Understanding the implications of using dedupe on a massive directory

CraftyClown · April 9, 2019, 6:25pm

Hi all,

So I have a google drive folder called clients that I use for archival purposes (old projects etc) These are incredibly large as I work in video production. I have recently started using Rclone to back these projects up and I noticed the other day that some of them seem to have duplicate files appearing in them. As this is video, we are talking about 250 gig projects turning into 500 gig projects etc, so this could quickly become an issue if I don’t manage it.

So the obvious solution is to use dedupe, however I want to be incredibly careful setting in motion a destructive process on my client archive!

What I’m wondering is how exactly dedupe works when dealing with very large directories? Will it take into consideration dupes it finds anywhere within that structure? There are a few projects I have worked on where the same files may have been used intentionally, so deleting those files would be a serious problem, however I need a solution that doesn’t involve me having to regularly manage the dedupe checks. I want to set it and forget it with a cron job.

I have a bad feeling I may be stuck between a rock and a hard place with this. If I want set and forget then I will lose important files and if I carefully manage the deduping then it will be quite time consuming.

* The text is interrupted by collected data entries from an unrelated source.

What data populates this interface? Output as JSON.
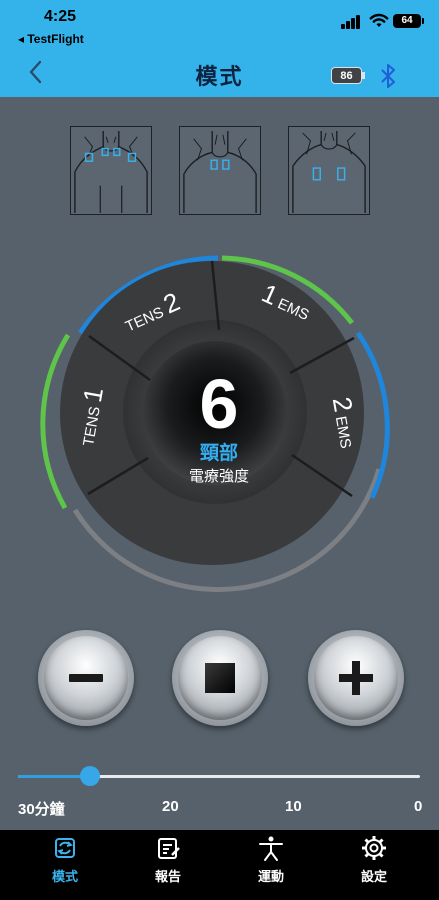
{
  "status_bar": {
    "time": "4:25",
    "back_app": "◂ TestFlight",
    "battery": "64"
  },
  "header": {
    "title": "模式",
    "device_battery": "86"
  },
  "placements": [
    {
      "name": "neck"
    },
    {
      "name": "upper-neck"
    },
    {
      "name": "shoulders"
    }
  ],
  "dial": {
    "intensity": "6",
    "body_part": "頸部",
    "intensity_label": "電療強度",
    "modes": [
      {
        "label": "TENS",
        "num": "1"
      },
      {
        "label": "TENS",
        "num": "2"
      },
      {
        "label": "EMS",
        "num": "1"
      },
      {
        "label": "EMS",
        "num": "2"
      }
    ]
  },
  "controls": {
    "minus": "minus-icon",
    "stop": "stop-icon",
    "plus": "plus-icon"
  },
  "timer": {
    "ticks": [
      "30分鐘",
      "20",
      "10",
      "0"
    ],
    "progress": 0.18
  },
  "tabs": [
    {
      "label": "模式",
      "active": true,
      "icon": "mode-icon"
    },
    {
      "label": "報告",
      "active": false,
      "icon": "report-icon"
    },
    {
      "label": "運動",
      "active": false,
      "icon": "exercise-icon"
    },
    {
      "label": "設定",
      "active": false,
      "icon": "settings-icon"
    }
  ],
  "colors": {
    "accent": "#34b3ea",
    "green": "#5ec44a",
    "blue": "#1f86dc",
    "background": "#56616b"
  }
}
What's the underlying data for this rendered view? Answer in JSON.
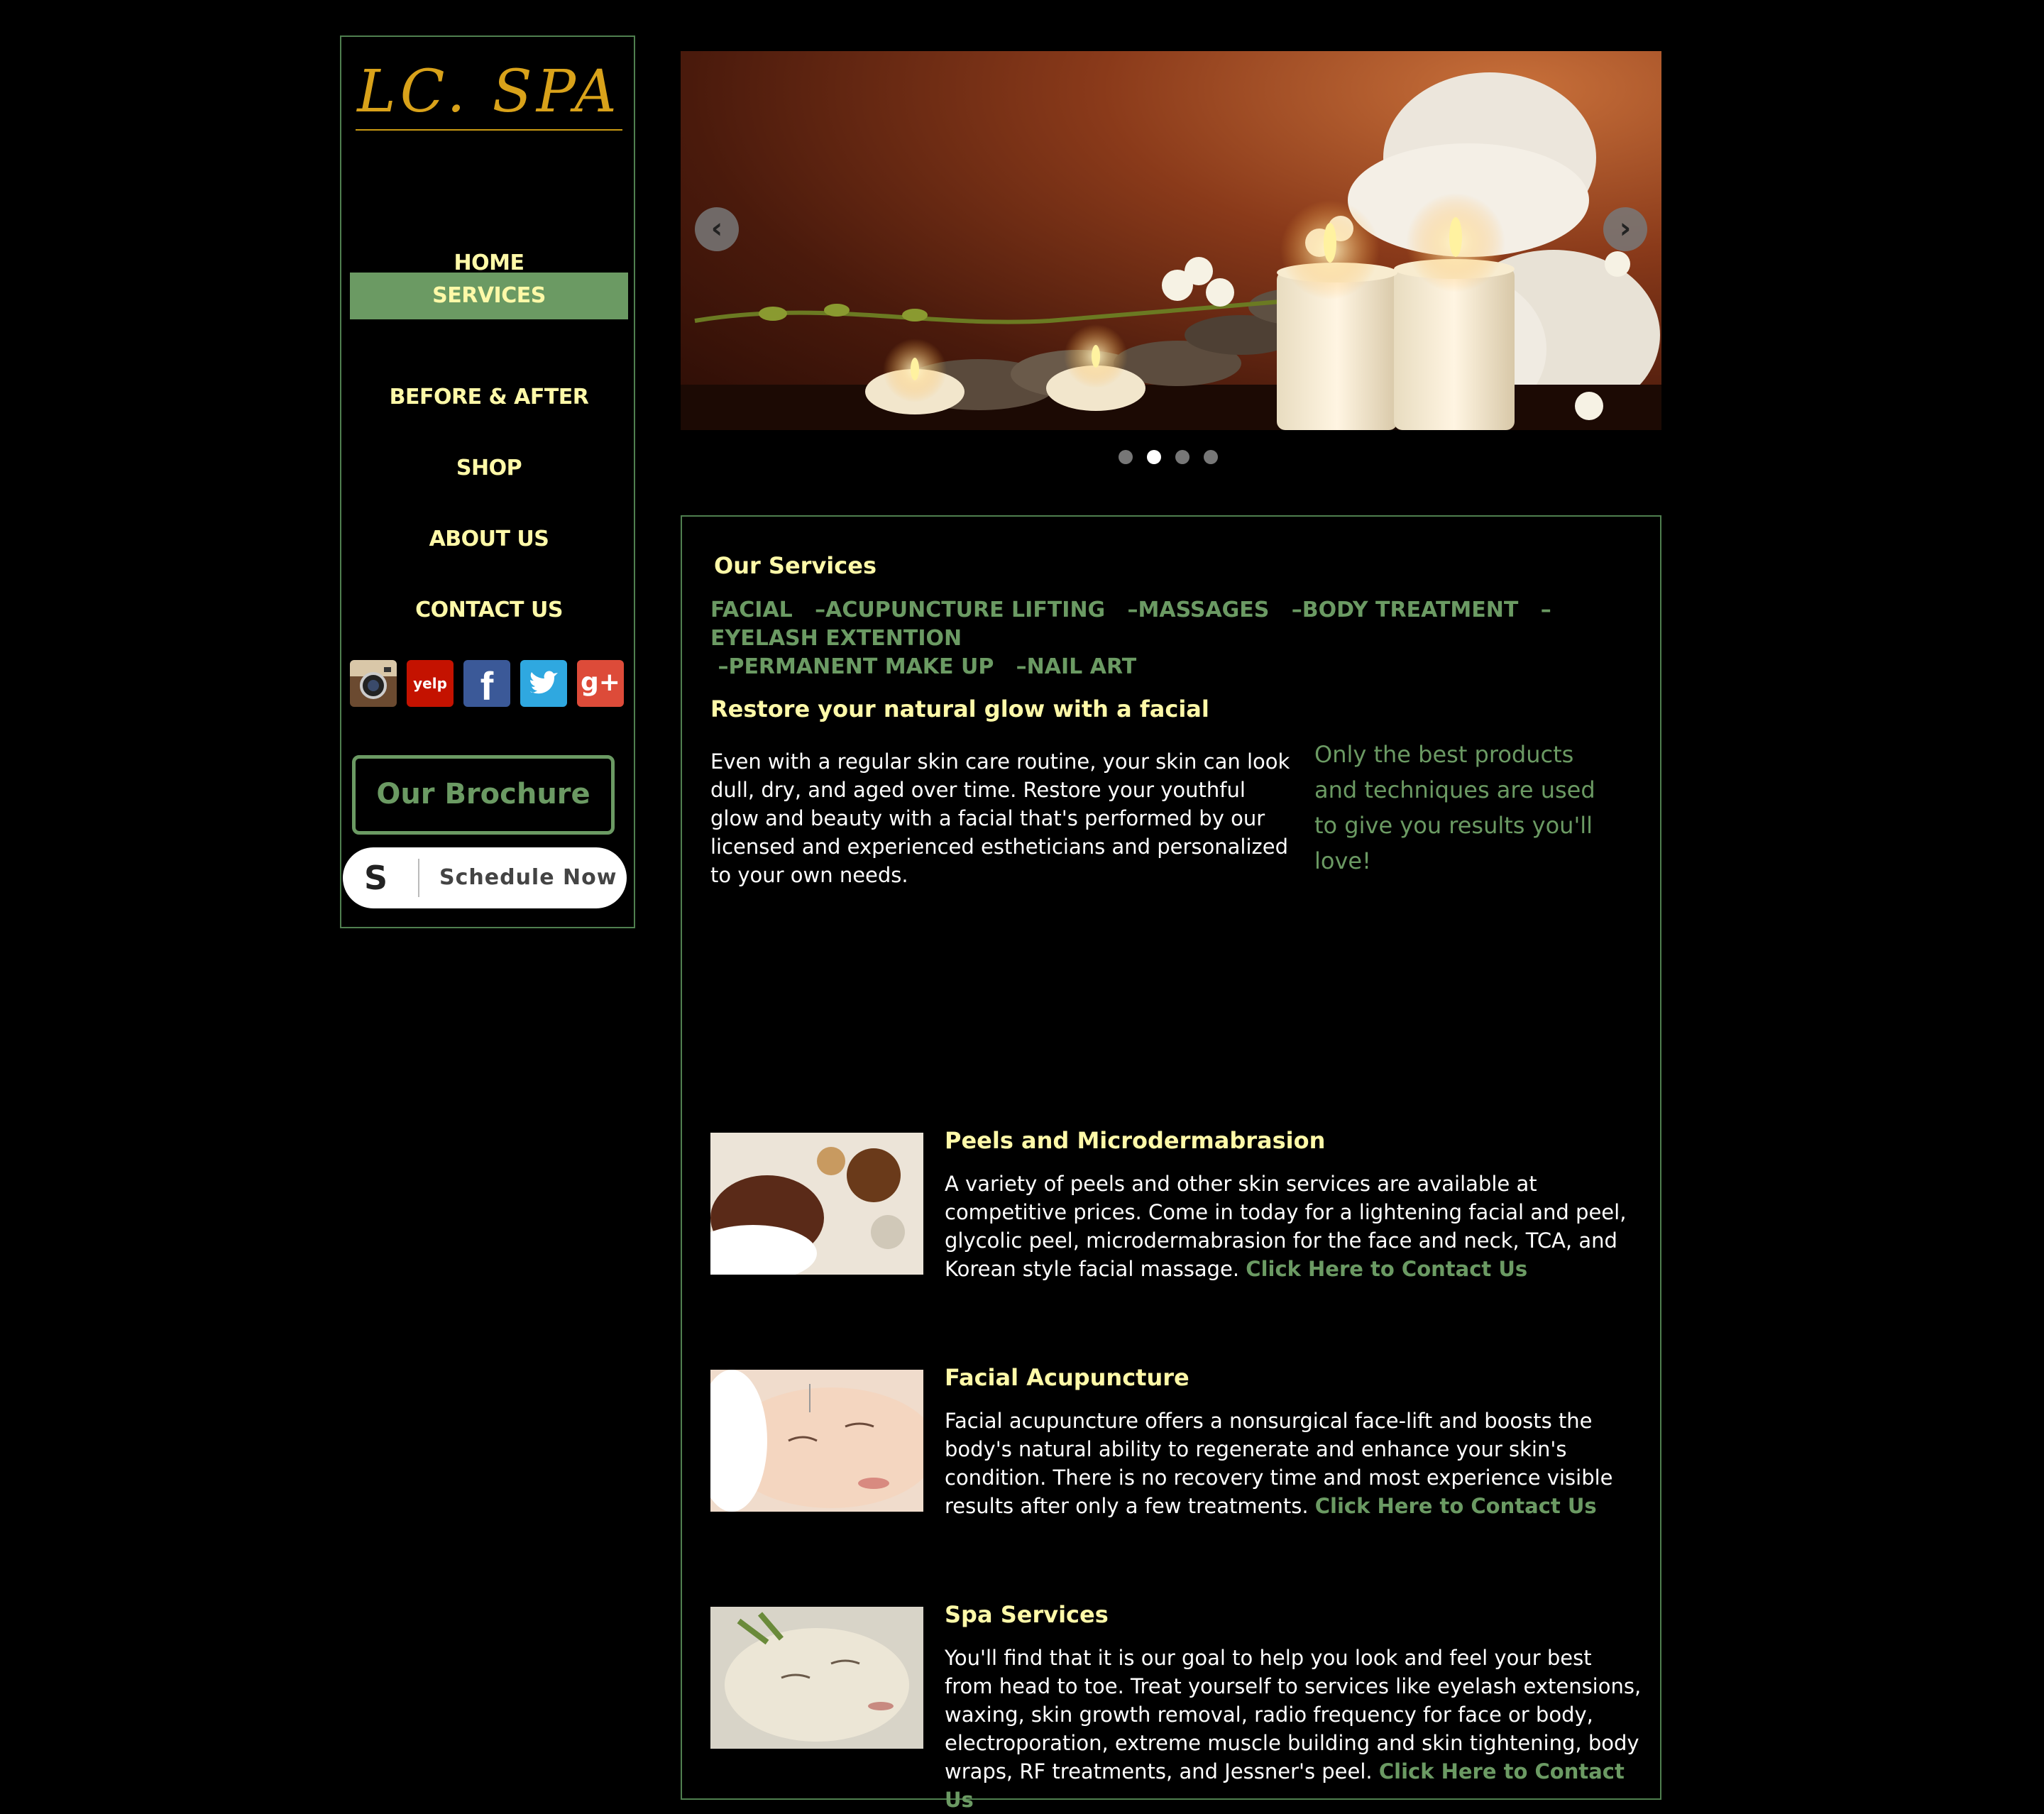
{
  "brand": {
    "logo_text": "LC. SPA"
  },
  "nav": [
    {
      "label": "HOME"
    },
    {
      "label": "SERVICES",
      "active": true
    },
    {
      "label": "BEFORE & AFTER"
    },
    {
      "label": "SHOP"
    },
    {
      "label": "ABOUT US"
    },
    {
      "label": "CONTACT US"
    }
  ],
  "social": [
    {
      "name": "instagram-icon"
    },
    {
      "name": "yelp-icon",
      "text": "yelp"
    },
    {
      "name": "facebook-icon",
      "text": "f"
    },
    {
      "name": "twitter-icon"
    },
    {
      "name": "google-plus-icon",
      "text": "g+"
    }
  ],
  "sidebar": {
    "brochure_label": "Our Brochure",
    "schedule_label": "Schedule Now",
    "schedule_logo": "S"
  },
  "slider": {
    "prev_arrow": "‹",
    "next_arrow": "›",
    "slide_count": 4,
    "active_slide": 2
  },
  "services": {
    "title": "Our Services",
    "links": [
      "FACIAL",
      "ACUPUNCTURE LIFTING",
      "MASSAGES",
      "BODY TREATMENT",
      "EYELASH EXTENTION",
      "PERMANENT MAKE UP",
      "NAIL ART"
    ],
    "separator": "–",
    "facial_heading": "Restore your natural glow with a facial",
    "facial_body": "Even with a regular skin care routine, your skin can look dull, dry, and aged over time. Restore your youthful glow and beauty with a facial that's performed by our licensed and experienced estheticians and personalized to your own needs.",
    "quote": "Only the best products and techniques are used to give you results you'll love!",
    "items": [
      {
        "title": "Peels and Microdermabrasion",
        "body": "A variety of peels and other skin services are available at competitive prices. Come in today for a lightening facial and peel, glycolic peel, microdermabrasion for the face and neck, TCA, and Korean style facial massage. ",
        "cta": "Click Here to Contact Us"
      },
      {
        "title": "Facial Acupuncture",
        "body": "Facial acupuncture offers a nonsurgical face-lift and boosts the body's natural ability to regenerate and enhance your skin's condition. There is no recovery time and most experience visible results after only a few treatments. ",
        "cta": "Click Here to Contact Us"
      },
      {
        "title": "Spa Services",
        "body": "You'll find that it is our goal to help you look and feel your best from head to toe. Treat yourself to services like eyelash extensions, waxing, skin growth removal, radio frequency for face or body, electroporation, extreme muscle building and skin tightening, body wraps, RF treatments, and Jessner's peel. ",
        "cta": "Click Here to Contact Us"
      }
    ]
  },
  "colors": {
    "background": "#000000",
    "accent_green": "#6b9a63",
    "nav_yellow": "#fff9a8",
    "logo_gold": "#d9a21a",
    "border_green": "#4f7f4f"
  }
}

I’d love to be proved wrong right now

EDIT:

I’m also wondering what exactly is compared to decide identical files? Is it name and size? The help file mentions that need to have the same md5sum, but I’m not quite sure what that constitutes. It is quite possible I will have some folders with camera files that have identical names, but different files sizes, so I want to make sure they aren’t deleted.

calisro · April 9, 2019, 7:40pm

It only looks for same files in the same path.

It simply looks for two files in the same exact path with the same name. So it won’t affect other files. You can tell it in a batch manner what you’d like to keep (newer, bigger, etc).

I run this batch and have it keep the newest version.

CraftyClown · April 9, 2019, 8:13pm

Ok so that’s great news, thank you

system · July 8, 2019, 8:13pm

This topic was automatically closed 90 days after the last reply. New replies are no longer allowed.